É impossível decodificar a mente russa em uma singularidade. Ainda existem muitos — embora longe de serem maioria — que sonham com o retorno do socialismo. Outros incorporam apenas os elementos estéticos.

Há quem estufe o peito para dizer que nasceu, estudou, trabalhou e viveu em Leningrado, recusando com orgulho a mudança de nome para São Petersburgo. Esse apego ao passado não é homogêneo. Sem dúvida, num país tão vasto, é dificílimo pensar em uma unicidade de pensamento frente ao passado soviético. A emblemática frase do presidente Vladimir Putin talvez seja o mais próximo de um consenso, ainda que longe de sê-lo: “quem não sente falta da União Soviética não tem coração, quem a quer de volta não tem cérebro.” O passado bolchevique, afinal, não é projeto de futuro para a Rússia atual.

No entanto, a memória histórico-cultural é viva e duradoura nas cidades russas. Prédios, monumentos históricos, equipamentos soviéticos, museus — tudo está presente, assim como na cinematografia, tanto soviética quanto atual. Programas de rádio e televisão ainda evocam o espírito daqueles tempos. Com exceção da figura de Joseph Stalin, nada é omitido: o simbolismo, a estética, a decoração estão sempre presentes nos feriados cívicos.

A memória está em toda parte. Mesmo distraído, a caminho do trabalho ou do estudo, pode-se esbarrar com um monumento ou uma mensagem relacionada ao drama dos horrores nazistas e às glórias do período soviético.

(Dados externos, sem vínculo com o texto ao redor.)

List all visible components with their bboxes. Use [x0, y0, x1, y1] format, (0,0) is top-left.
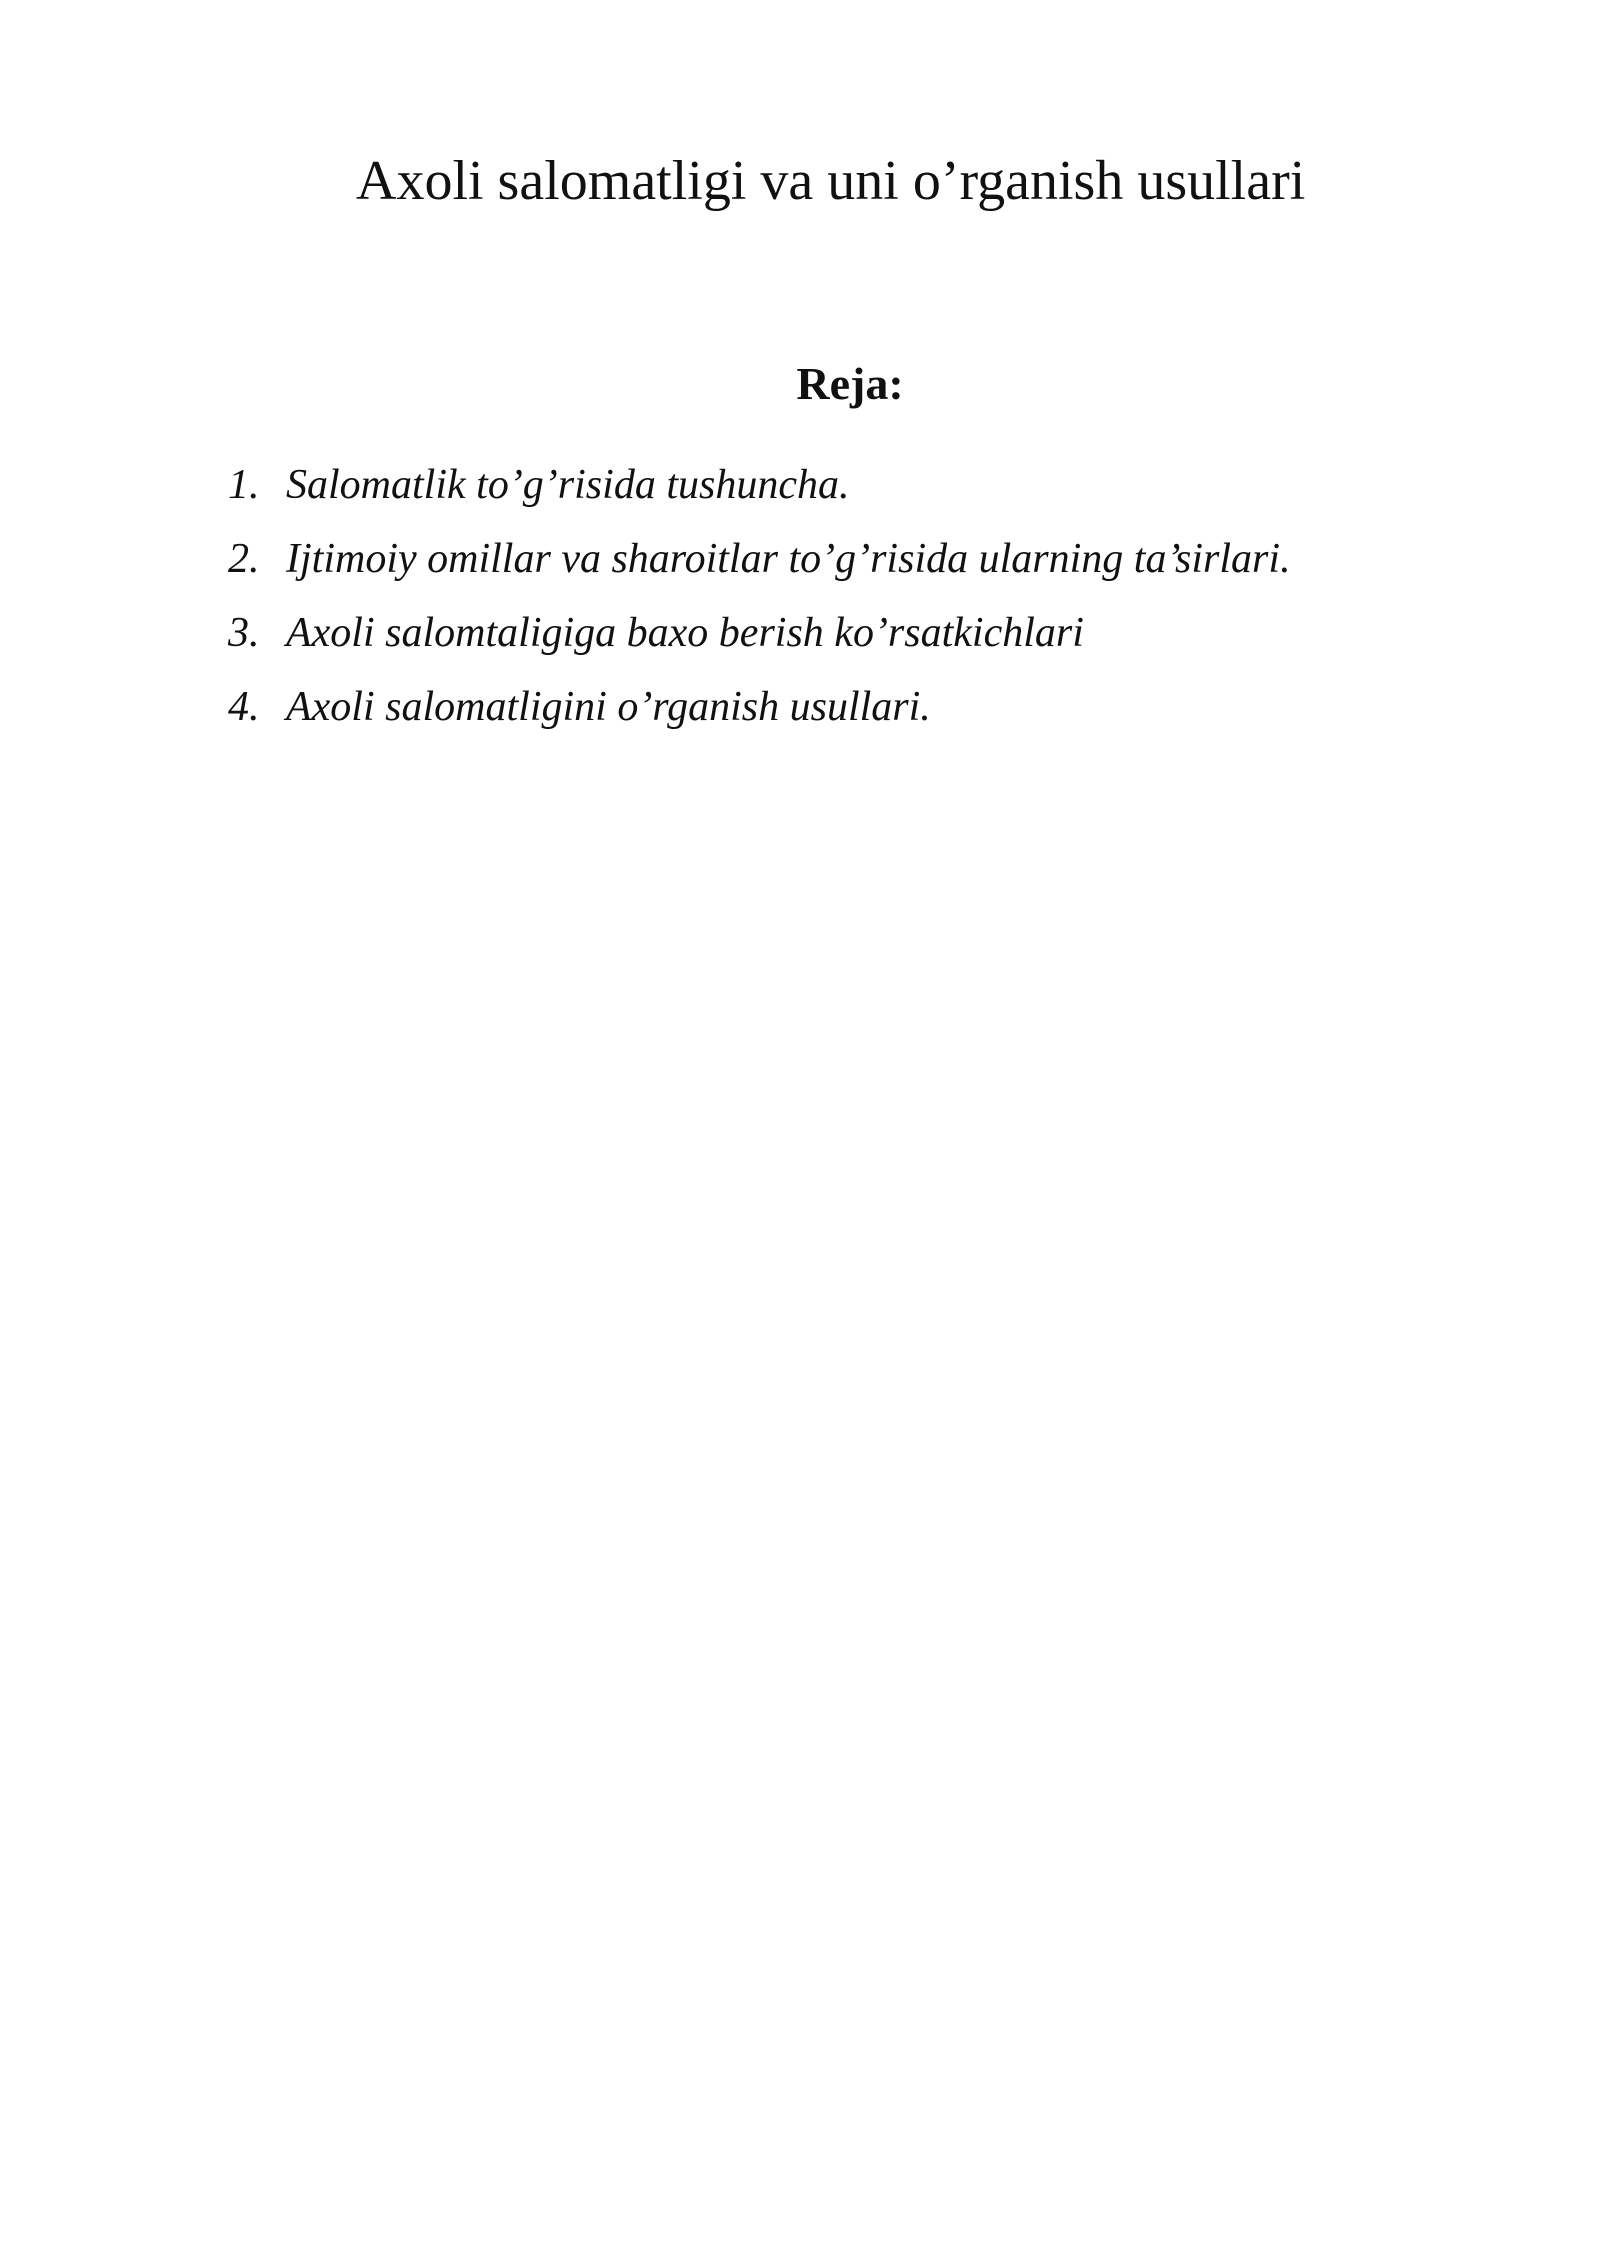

Para além de qualquer fabricação histórica, propaganda ou outras tantas percepções cínicas, comuns em certos círculos acadêmicos ou midiáticos, a Grande Guerra Patriótica e tudo o que ela representa são parte integral da identidade russa. Muito além de um feriado que, para os desavisados, pode soar como ufanista, trata-se da celebração de uma vitória que representa o alívio diante de um mal que aniquilou milhões.

Talvez por mero acaso (ou não), após uma semana fria e escura, este — como em outros anos luminosos — Dia da Vitória foi ensolarado.

Ninguém é esquecido e nada é esquecido.
Mesmo que a alegria da vitória seja dolorosamente triste.
E rezamos pelos vivos e pelos mortos,
Quando até nós, na Rússia, a primavera chega.
— Olga Bergholz

Tulio Cezar Bunder é doutorando em Teoria e História Política pela Universidade Politécnica de São Petersburgo e mestre em Política Comparada da Eurásia pela Higher School of Economics de São Petersburgo.